Demorou um pouco até uma voz grossa atender:
- Eu estava de saída. Por pouco você não me encontra aqui, Àmbar. Fiquei gelada ao ouvir a voz dele. Segurei o telefone com força.
- Eu aceito. – Falei baixo.
- Eu sei. – A arrogância dele fez minha raiva aumentar.
        - Preciso do dinheiro hoje.
- Temos que conversar e combinar os detalhes.
- Que detalhes? Você já não fez a sua... oferta? – Não pude evitar a ironia.
- Isso é um negócio, Àmbar. Tudo precisa ser exato, para evitar mal entendido. – O tom dele era cínico e a sua voz baixa. Parecia estar se divertindo por conseguir o que queria. – Dê-me seu endereço. Meu motorista vai buscá-la.
       - E me levar para onde?
- Ora, para o covil do lobo! Espero você em meu apartamento. Combinaremos durante o jantar. E depois cuidaremos dos pagamentos.
           - Eu... Não posso demorar muito. Preciso cuidar de minha filha e do...
- Já falei tudo o que havia para ser dito. Levaremos o tempo que for preciso. Arrume alguém para cuidar de seus problemas por enquanto. Dê-me o seu endereço.
Eu tremia de ódio daquele homem ao ditar o meu endereço em Nilópolis, na Baixada Fluminense.
- Espero você. – Simón disse friamente, antes de desligar o telefone.
Voltei para casa controlando-me para não chorar.

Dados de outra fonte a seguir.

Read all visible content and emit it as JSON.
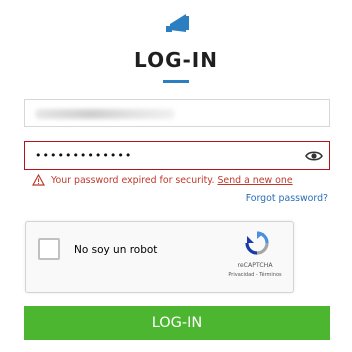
{
  "header": {
    "logo_icon": "horn-icon",
    "title": "LOG-IN"
  },
  "form": {
    "username": {
      "value": "",
      "blurred": true
    },
    "password": {
      "value": "•••••••••••••",
      "toggle_icon": "eye-icon"
    },
    "error": {
      "icon": "warning-triangle-icon",
      "text": "Your password expired for security.",
      "link": "Send a new one"
    },
    "forgot_password": "Forgot password?",
    "recaptcha": {
      "label": "No soy un robot",
      "brand": "reCAPTCHA",
      "terms": "Privacidad - Términos"
    },
    "submit": "LOG-IN"
  },
  "colors": {
    "accent_blue": "#2b7fc0",
    "error_red": "#c0392b",
    "error_border": "#b5121b",
    "link_blue": "#2a6fb6",
    "button_green": "#4db631"
  }
}
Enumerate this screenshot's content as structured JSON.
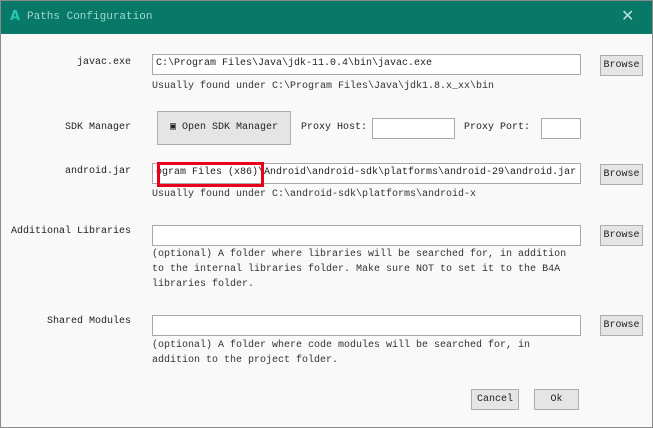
{
  "window": {
    "title": "Paths Configuration",
    "logo": "A",
    "close": "✕"
  },
  "javac": {
    "label": "javac.exe",
    "value": "C:\\Program Files\\Java\\jdk-11.0.4\\bin\\javac.exe",
    "hint": "Usually found under C:\\Program Files\\Java\\jdk1.8.x_xx\\bin",
    "browse": "Browse"
  },
  "sdk": {
    "label": "SDK Manager",
    "button": "Open SDK Manager",
    "proxy_host_label": "Proxy Host:",
    "proxy_host": "",
    "proxy_port_label": "Proxy Port:",
    "proxy_port": ""
  },
  "android_jar": {
    "label": "android.jar",
    "value": "ogram Files (x86)\\Android\\android-sdk\\platforms\\android-29\\android.jar",
    "hint": "Usually found under C:\\android-sdk\\platforms\\android-x",
    "browse": "Browse"
  },
  "additional": {
    "label": "Additional Libraries",
    "value": "",
    "hint": [
      "(optional) A folder where libraries will be searched for, in addition",
      "to the internal libraries folder. Make sure NOT to set it to the B4A",
      "libraries folder."
    ],
    "browse": "Browse"
  },
  "shared": {
    "label": "Shared Modules",
    "value": "",
    "hint": [
      "(optional) A folder where code modules will be searched for, in",
      "addition to the project folder."
    ],
    "browse": "Browse"
  },
  "footer": {
    "cancel": "Cancel",
    "ok": "Ok"
  },
  "colors": {
    "titlebar": "#087868",
    "highlight": "#e8001c"
  }
}
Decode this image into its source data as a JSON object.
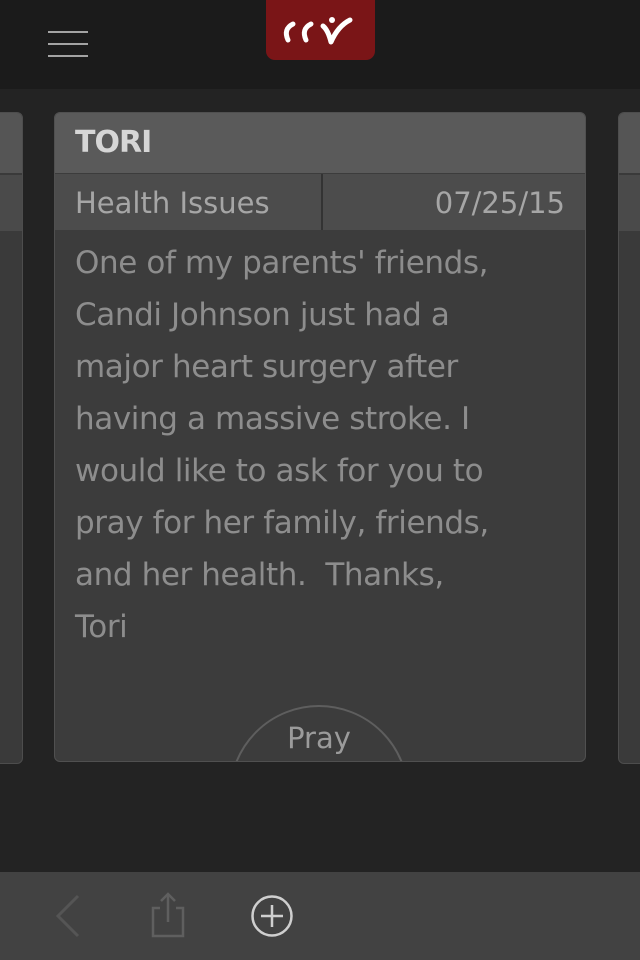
{
  "app": {
    "logo_alt": "CCV"
  },
  "topbar": {
    "menu_icon": "hamburger-menu-icon"
  },
  "prayer_card": {
    "name": "TORI",
    "category": "Health Issues",
    "date": "07/25/15",
    "body": "One of my parents' friends,\nCandi Johnson just had a\nmajor heart surgery after\nhaving a massive stroke. I\nwould like to ask for you to\npray for her family, friends,\nand her health.  Thanks,\nTori",
    "pray_label": "Pray"
  },
  "bottombar": {
    "back_icon": "chevron-left-icon",
    "share_icon": "share-icon",
    "add_icon": "plus-circle-icon"
  },
  "colors": {
    "brand": "#7a1517",
    "background": "#232323",
    "card_header": "#5a5a5a"
  }
}
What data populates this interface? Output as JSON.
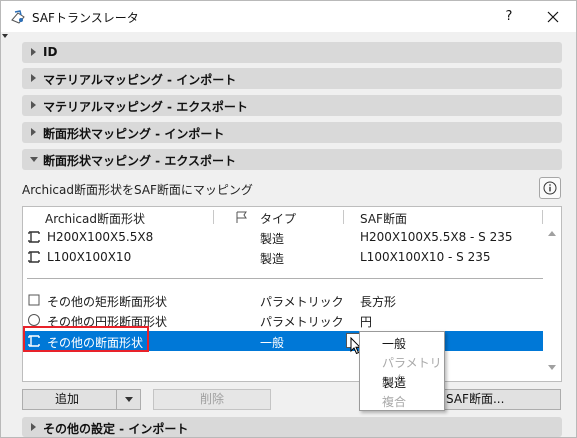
{
  "window": {
    "title": "SAFトランスレータ",
    "help_label": "?"
  },
  "sections": [
    {
      "label": "ID",
      "expanded": false
    },
    {
      "label": "マテリアルマッピング - インポート",
      "expanded": false
    },
    {
      "label": "マテリアルマッピング - エクスポート",
      "expanded": false
    },
    {
      "label": "断面形状マッピング - インポート",
      "expanded": false
    },
    {
      "label": "断面形状マッピング - エクスポート",
      "expanded": true
    }
  ],
  "mapping": {
    "description": "Archicad断面形状をSAF断面にマッピング",
    "columns": [
      "Archicad断面形状",
      "タイプ",
      "SAF断面"
    ],
    "rows": [
      {
        "name": "H200X100X5.5X8",
        "type": "製造",
        "saf": "H200X100X5.5X8 - S 235",
        "icon": "beam-profile-icon"
      },
      {
        "name": "L100X100X10",
        "type": "製造",
        "saf": "L100X100X10 - S 235",
        "icon": "beam-profile-icon"
      }
    ],
    "other_rows": [
      {
        "name": "その他の矩形断面形状",
        "type": "パラメトリック",
        "saf": "長方形",
        "icon": "rectangle-icon"
      },
      {
        "name": "その他の円形断面形状",
        "type": "パラメトリック",
        "saf": "円",
        "icon": "circle-icon"
      },
      {
        "name": "その他の断面形状",
        "type": "一般",
        "saf": "",
        "icon": "beam-profile-icon",
        "selected": true
      }
    ]
  },
  "type_dropdown": {
    "options": [
      {
        "label": "一般",
        "enabled": true
      },
      {
        "label": "パラメトリック",
        "enabled": false
      },
      {
        "label": "製造",
        "enabled": true
      },
      {
        "label": "複合",
        "enabled": false
      }
    ]
  },
  "buttons": {
    "add": "追加",
    "delete": "削除",
    "saf_section": "SAF断面..."
  },
  "bottom_section": {
    "label": "その他の設定 - インポート",
    "expanded": false
  },
  "colors": {
    "selection": "#0078d7",
    "highlight_box": "#e8222a",
    "section_bg": "#d9d9d9"
  }
}
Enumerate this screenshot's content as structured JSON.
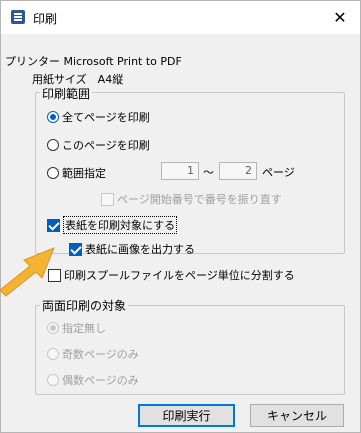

Eu sempre fora de chorar à toa e, com todos aqueles problemas, vivia chorando. Mas queria ser corajosa e levar adiante com aquele acordo. Não ia me entregar ao desespero.
- Falou com ele? – Luna se levantou do sofá com esforço.
- Sim. O motorista dele vem me buscar. Eu não gostaria de te pedir mais isso, mas...
- Não se preocupe. Fico aqui e tomo conta de tudo. Sophie adora ficar comigo e sabe que sou louca por ela. – Ela sorriu.
 - Benício hoje ficou nervoso, mas agora dormirá direto. Você sabe trocar o frasco do soro, não é? Vai demorar a acabar, pois está lento.
- Sei de tudo isso. Agora vá se cuidar. Nada disso é culpa sua, Àmbar. Você continua sendo a moça forte e lutadora que eu admiro. Continuará pura. Deus vai te abençoar.
Abracei-a e depois quase saí correndo da sala. Precisava me preparar para mais uma prova que a vida colocava em meu caminho.